Our Formula is an exceptional value compared to other Humic Fulvic Minerals because...
It’s OXYGENATED
It Always Tests at 9.5+ pH
Preservative and Chemical Free
Allergen Free
Comes From a Pure, Unpolluted, Organic Source
Is an Excellent Source for Trace Minerals
Is From Whole, Prehisoric Plant Based Origin Material With Ionic Minerals and Constituents
Highly Conductive/Full of Extra Electrons
Is a Full Spectrum Complex
Our Humic and Fulvic Liquid Trace Mineral Complex has Minerals, Amino Acids, Poly Electrolytes, Phytochemicals, Polyphenols, Bioflavonoids and Trace Vitamins included with the Humic and Fulvic Acid. Our Source material is high in these constituents, where other manufacturers use inferior materials.
Try Our Humic and Fulvic Liquid Trace Mineral Complex today. Order Yours Today by Following This Link.

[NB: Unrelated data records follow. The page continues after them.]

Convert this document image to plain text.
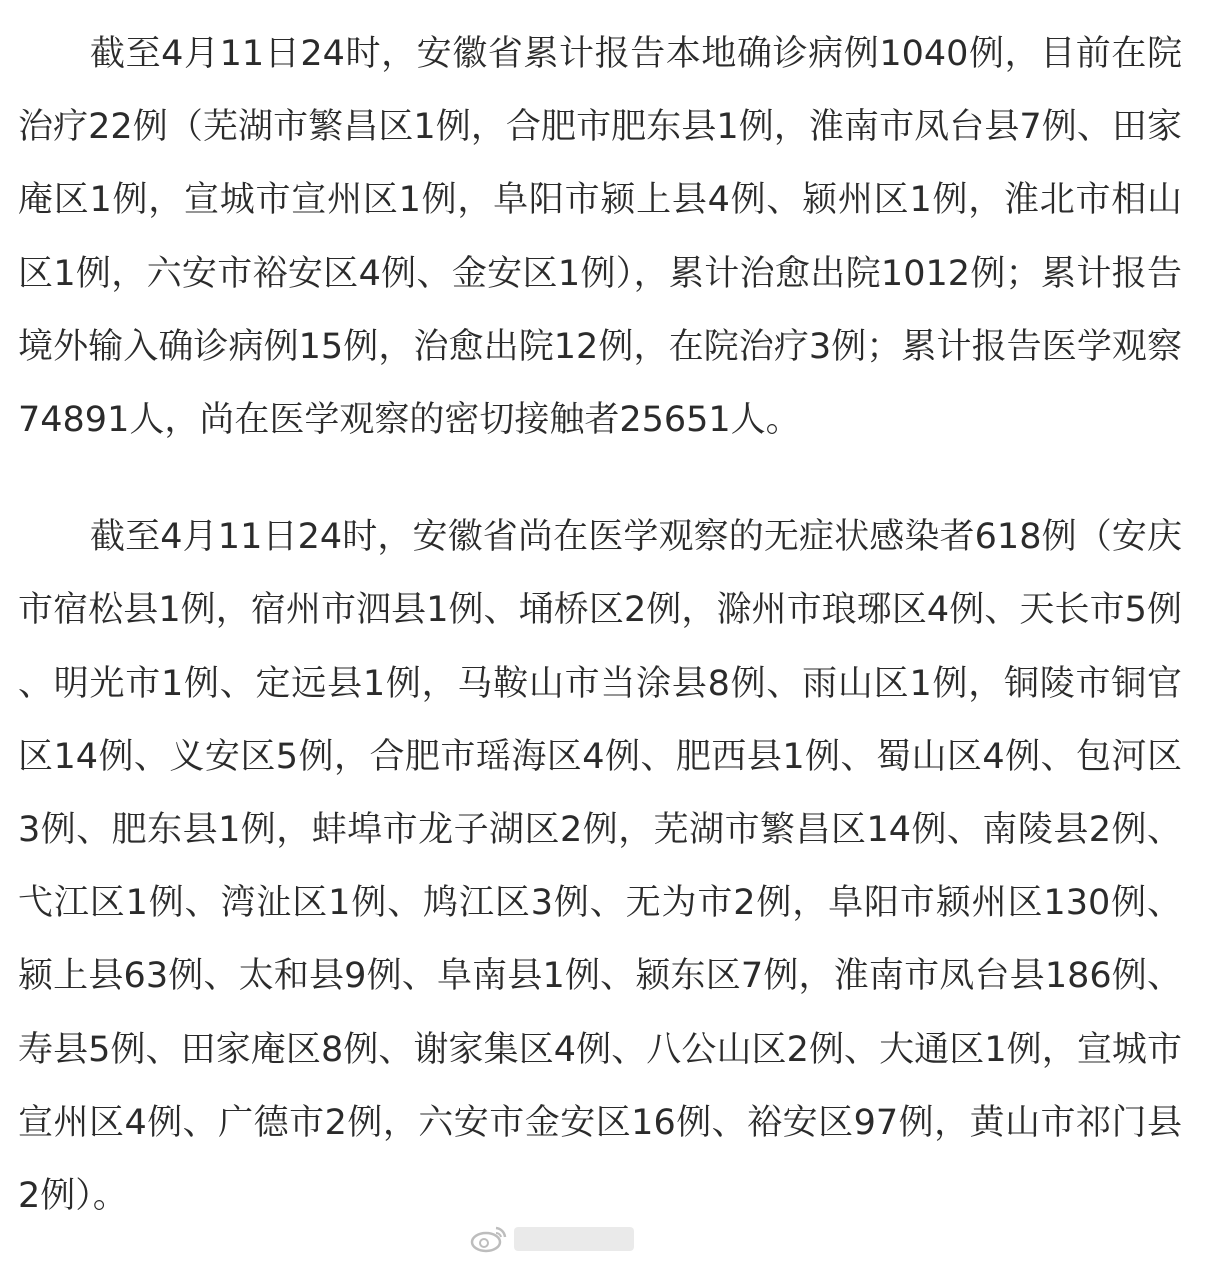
截至4月11日24时，安徽省累计报告本地确诊病例1040例，目前在院治疗22例（芜湖市繁昌区1例，合肥市肥东县1例，淮南市凤台县7例、田家庵区1例，宣城市宣州区1例，阜阳市颍上县4例、颍州区1例，淮北市相山区1例，六安市裕安区4例、金安区1例），累计治愈出院1012例；累计报告境外输入确诊病例15例，治愈出院12例，在院治疗3例；累计报告医学观察74891人，尚在医学观察的密切接触者25651人。

截至4月11日24时，安徽省尚在医学观察的无症状感染者618例（安庆市宿松县1例，宿州市泗县1例、埇桥区2例，滁州市琅琊区4例、天长市5例、明光市1例、定远县1例，马鞍山市当涂县8例、雨山区1例，铜陵市铜官区14例、义安区5例，合肥市瑶海区4例、肥西县1例、蜀山区4例、包河区3例、肥东县1例，蚌埠市龙子湖区2例，芜湖市繁昌区14例、南陵县2例、弋江区1例、湾沚区1例、鸠江区3例、无为市2例，阜阳市颍州区130例、颍上县63例、太和县9例、阜南县1例、颍东区7例，淮南市凤台县186例、寿县5例、田家庵区8例、谢家集区4例、八公山区2例、大通区1例，宣城市宣州区4例、广德市2例，六安市金安区16例、裕安区97例，黄山市祁门县2例）。
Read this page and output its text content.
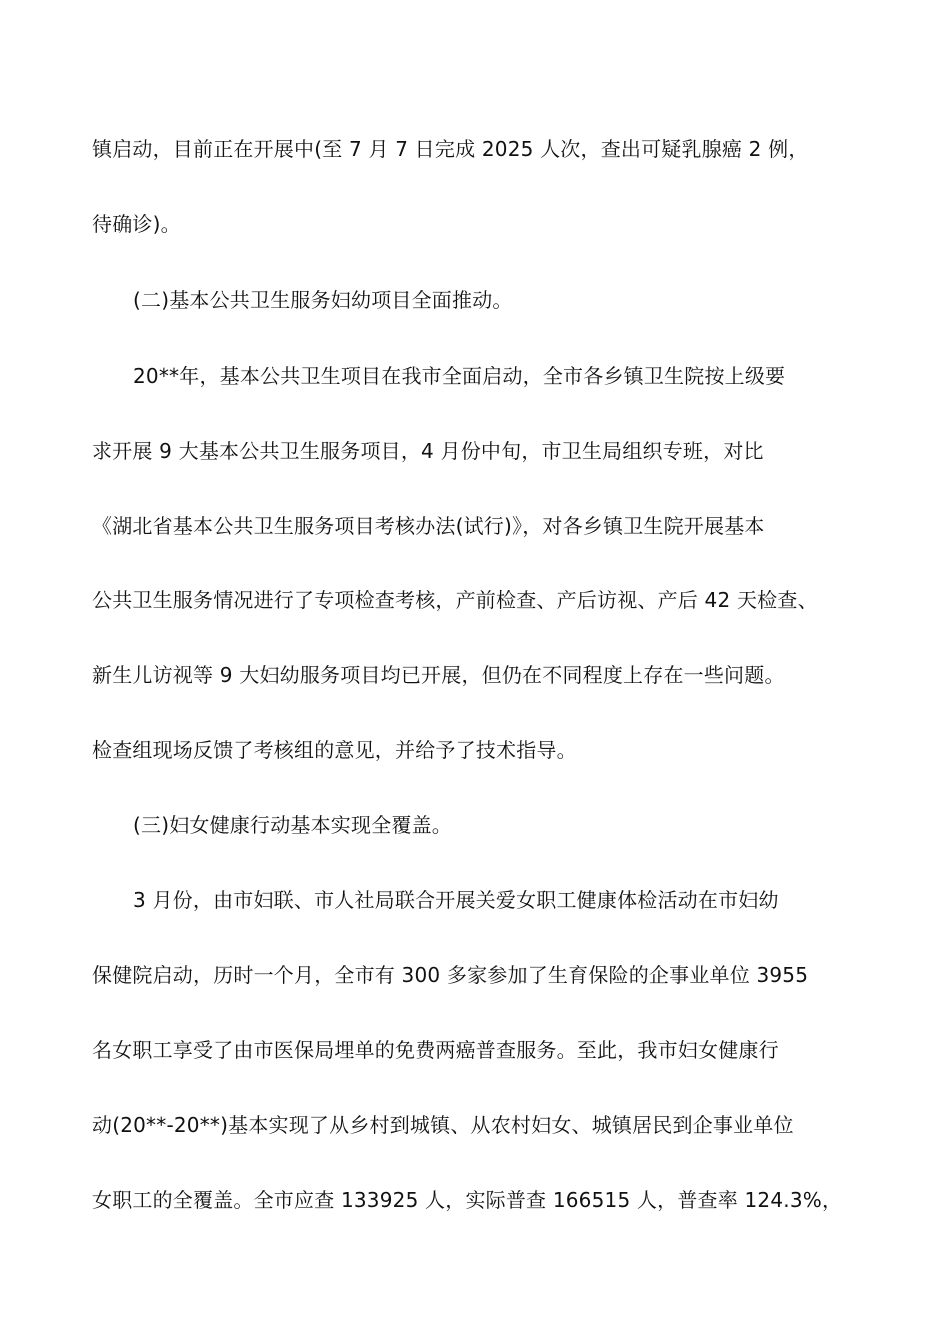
镇启动，目前正在开展中(至 7 月 7 日完成 2025 人次，查出可疑乳腺癌 2 例，
待确诊)。
(二)基本公共卫生服务妇幼项目全面推动。
20**年，基本公共卫生项目在我市全面启动，全市各乡镇卫生院按上级要
求开展 9 大基本公共卫生服务项目，4 月份中旬，市卫生局组织专班，对比
《湖北省基本公共卫生服务项目考核办法(试行)》，对各乡镇卫生院开展基本
公共卫生服务情况进行了专项检查考核，产前检查、产后访视、产后 42 天检查、
新生儿访视等 9 大妇幼服务项目均已开展，但仍在不同程度上存在一些问题。
检查组现场反馈了考核组的意见，并给予了技术指导。
(三)妇女健康行动基本实现全覆盖。
3 月份，由市妇联、市人社局联合开展关爱女职工健康体检活动在市妇幼
保健院启动，历时一个月，全市有 300 多家参加了生育保险的企事业单位 3955
名女职工享受了由市医保局埋单的免费两癌普查服务。至此，我市妇女健康行
动(20**-20**)基本实现了从乡村到城镇、从农村妇女、城镇居民到企事业单位
女职工的全覆盖。全市应查 133925 人，实际普查 166515 人，普查率 124.3%，
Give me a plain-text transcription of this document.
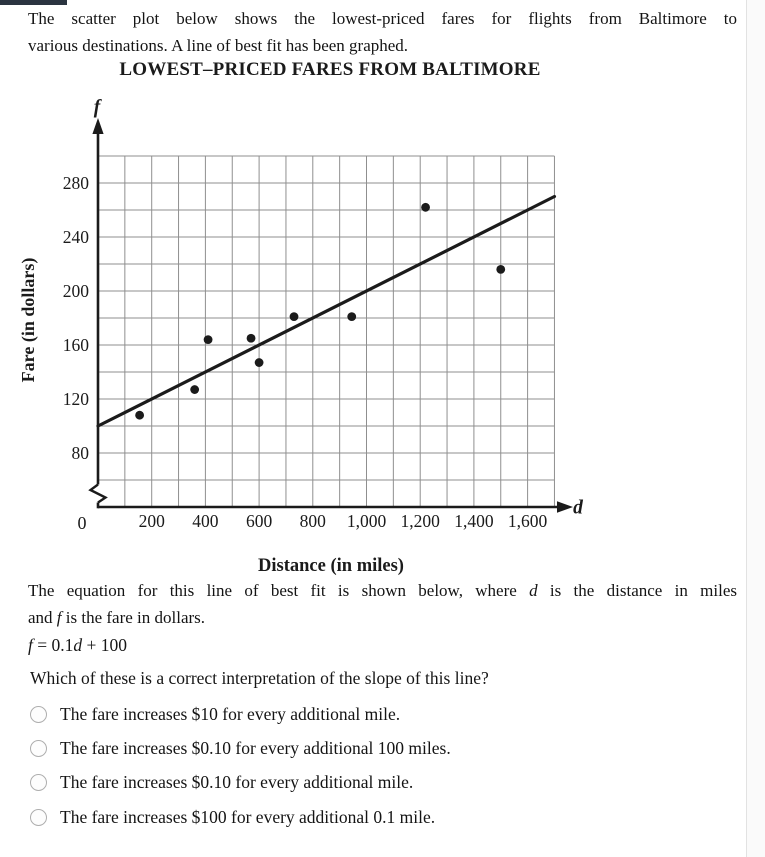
The scatter plot below shows the lowest-priced fares for flights from Baltimore to
various destinations. A line of best fit has been graphed.
LOWEST–PRICED FARES FROM BALTIMORE
80
120
160
200
240
280
200 400 600 800 1,000 1,200 1,400 1,600
0
f
d
Fare (in dollars)
Distance (in miles)
The equation for this line of best fit is shown below, where d is the distance in miles
and f is the fare in dollars.
f = 0.1d + 100
Which of these is a correct interpretation of the slope of this line?
The fare increases $10 for every additional mile.
The fare increases $0.10 for every additional 100 miles.
The fare increases $0.10 for every additional mile.
The fare increases $100 for every additional 0.1 mile.
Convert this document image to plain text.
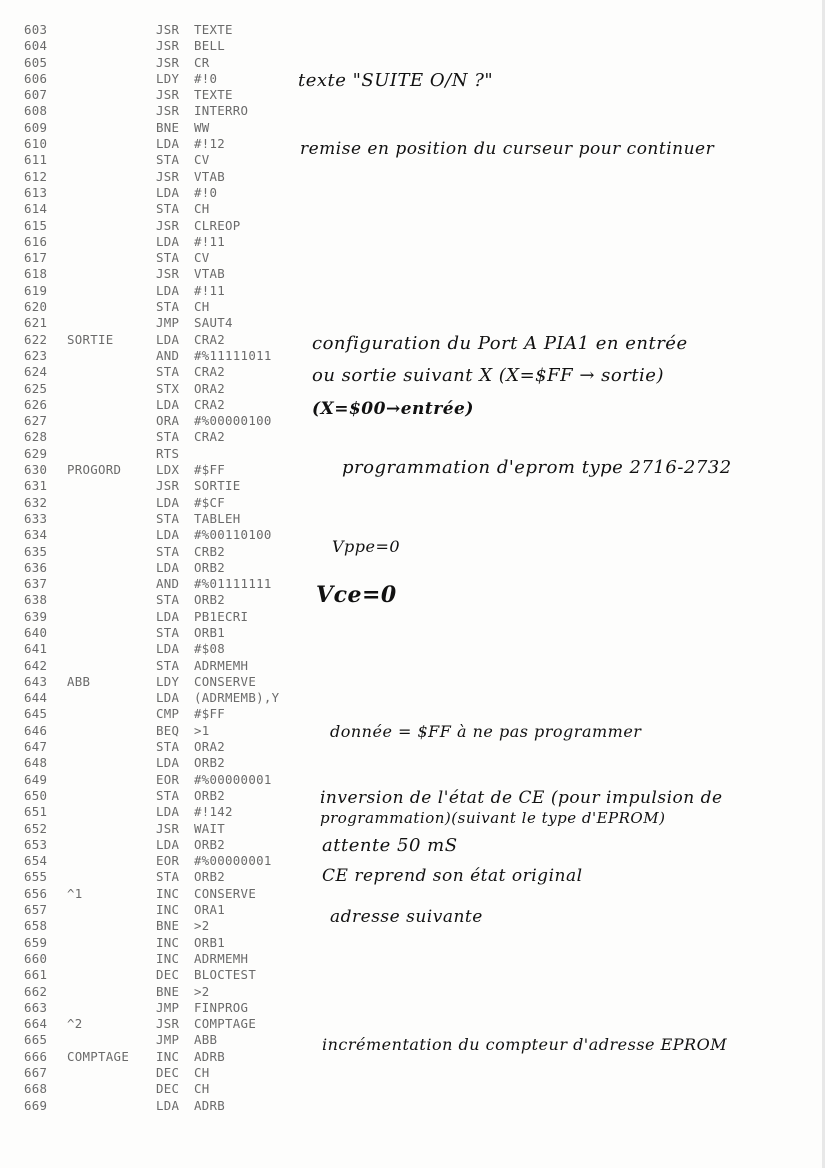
603	JSR TEXTE
604	JSR BELL
605	JSR CR
606	LDY #!0
607	JSR TEXTE
608	JSR INTERRO
609	BNE WW
610	LDA #!12
611	STA CV
612	JSR VTAB
613	LDA #!0
614	STA CH
615	JSR CLREOP
616	LDA #!11
617	STA CV
618	JSR VTAB
619	LDA #!11
620	STA CH
621	JMP SAUT4
622 SORTIE	LDA CRA2
623	AND #%11111011
624	STA CRA2
625	STX ORA2
626	LDA CRA2
627	ORA #%00000100
628	STA CRA2
629	RTS
630 PROGORD	LDX #$FF
631	JSR SORTIE
632	LDA #$CF
633	STA TABLEH
634	LDA #%00110100
635	STA CRB2
636	LDA ORB2
637	AND #%01111111
638	STA ORB2
639	LDA PB1ECRI
640	STA ORB1
641	LDA #$08
642	STA ADRMEMH
643 ABB	LDY CONSERVE
644	LDA (ADRMEMB),Y
645	CMP #$FF
646	BEQ >1
647	STA ORA2
648	LDA ORB2
649	EOR #%00000001
650	STA ORB2
651	LDA #!142
652	JSR WAIT
653	LDA ORB2
654	EOR #%00000001
655	STA ORB2
656 ^1	INC CONSERVE
657	INC ORA1
658	BNE >2
659	INC ORB1
660	INC ADRMEMH
661	DEC BLOCTEST
662	BNE >2
663	JMP FINPROG
664 ^2	JSR COMPTAGE
665	JMP ABB
666 COMPTAGE INC ADRB
667	DEC CH
668	DEC CH
669	LDA ADRB
texte "SUITE O/N ?"
remise en position du curseur pour continuer
configuration du Port A PIA1 en entrée
ou sortie suivant X (X=$FF → sortie)
(X=$00→entrée)
programmation d'eprom type 2716-2732
Vppe=0
Vce=0
donnée = $FF à ne pas programmer
inversion de l'état de CE (pour impulsion de
programmation)(suivant le type d'EPROM)
attente 50 mS
CE reprend son état original
adresse suivante
incrémentation du compteur d'adresse EPROM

Just guessing that the specimen holder being inserted into the high vacuum column of the high resolution electron microscope has a special stage capable of charging and discharging a microscopic section of a battery junction. This allows them to watch the SEI layer change as battery is charged and discharged repeatedly at pico current levels. Didn’t find the linked article too informative.